[Math] Points of inflection necessary condition

Question

Consider the function $f(x) = x^{2/3}(6-x)^{1/3}$. The first two derivatives are: $f'(x) = \frac{4-x}{x^{1/3}(6-x)^{2/3}}$ and $f''(x) = \frac{-8}{x^{4/3}(6-x)^{5/3}}$. The point of inflection is at $(6,0)$ since the function changes from concave downward to concave upward at this point.

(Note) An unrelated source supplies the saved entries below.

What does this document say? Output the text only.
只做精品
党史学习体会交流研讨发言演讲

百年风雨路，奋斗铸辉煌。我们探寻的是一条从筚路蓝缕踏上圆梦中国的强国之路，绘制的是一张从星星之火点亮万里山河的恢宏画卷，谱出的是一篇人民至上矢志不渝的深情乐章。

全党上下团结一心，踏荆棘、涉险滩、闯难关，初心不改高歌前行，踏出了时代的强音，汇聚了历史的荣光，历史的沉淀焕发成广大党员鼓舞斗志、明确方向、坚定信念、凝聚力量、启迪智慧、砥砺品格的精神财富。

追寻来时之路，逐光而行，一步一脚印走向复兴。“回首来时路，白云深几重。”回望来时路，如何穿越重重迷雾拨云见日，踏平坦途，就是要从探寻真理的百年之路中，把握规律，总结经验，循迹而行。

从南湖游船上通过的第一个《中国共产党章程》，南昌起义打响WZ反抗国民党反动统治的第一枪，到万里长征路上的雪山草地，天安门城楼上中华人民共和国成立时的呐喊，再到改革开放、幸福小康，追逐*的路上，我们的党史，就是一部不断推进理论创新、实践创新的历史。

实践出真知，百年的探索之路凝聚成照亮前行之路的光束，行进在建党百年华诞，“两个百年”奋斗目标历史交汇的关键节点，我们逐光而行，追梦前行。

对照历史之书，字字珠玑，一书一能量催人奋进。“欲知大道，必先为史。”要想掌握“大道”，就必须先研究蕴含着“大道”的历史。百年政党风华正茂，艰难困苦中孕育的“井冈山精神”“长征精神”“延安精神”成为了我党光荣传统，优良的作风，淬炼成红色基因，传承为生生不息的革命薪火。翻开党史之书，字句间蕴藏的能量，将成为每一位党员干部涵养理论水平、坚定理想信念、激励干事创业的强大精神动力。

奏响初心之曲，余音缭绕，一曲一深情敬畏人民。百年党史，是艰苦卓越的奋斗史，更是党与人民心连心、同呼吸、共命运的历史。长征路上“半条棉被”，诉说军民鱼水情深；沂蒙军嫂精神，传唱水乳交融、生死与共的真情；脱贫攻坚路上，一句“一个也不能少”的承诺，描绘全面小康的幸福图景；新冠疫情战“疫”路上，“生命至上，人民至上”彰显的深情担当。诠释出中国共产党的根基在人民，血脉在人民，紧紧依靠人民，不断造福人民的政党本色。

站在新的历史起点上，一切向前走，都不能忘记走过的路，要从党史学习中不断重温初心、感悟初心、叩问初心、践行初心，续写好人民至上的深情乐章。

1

However, according to Wolfram: "A necessary condition for $x$ to be an inflection point is $f''(x)=0$." But clearly for this example $f''(6)$ is not even defined, so how is $f''(x) = 0$ a necessary condition for an inflection point?

Answer 1

You can think about it this way, at every point of inflection $f''(x)=0$ or is $undefined$ but the the function $f(x)$ must change from concave upwards to downwards( the sign of $f''(x)$ must change). that being said, for every $x$ value where $f''(x)=0$ or is $undefined$ are only $possible$ points​ of inflection , you have to check weather the sign of $f''(x)$ changes or not.

In short, if $(c,f(c))$ is a point of inflection then we can say:

1. The sign of $f''(x)$ changes at $x=c$

2. $f''(c)$ is either 0 or undefined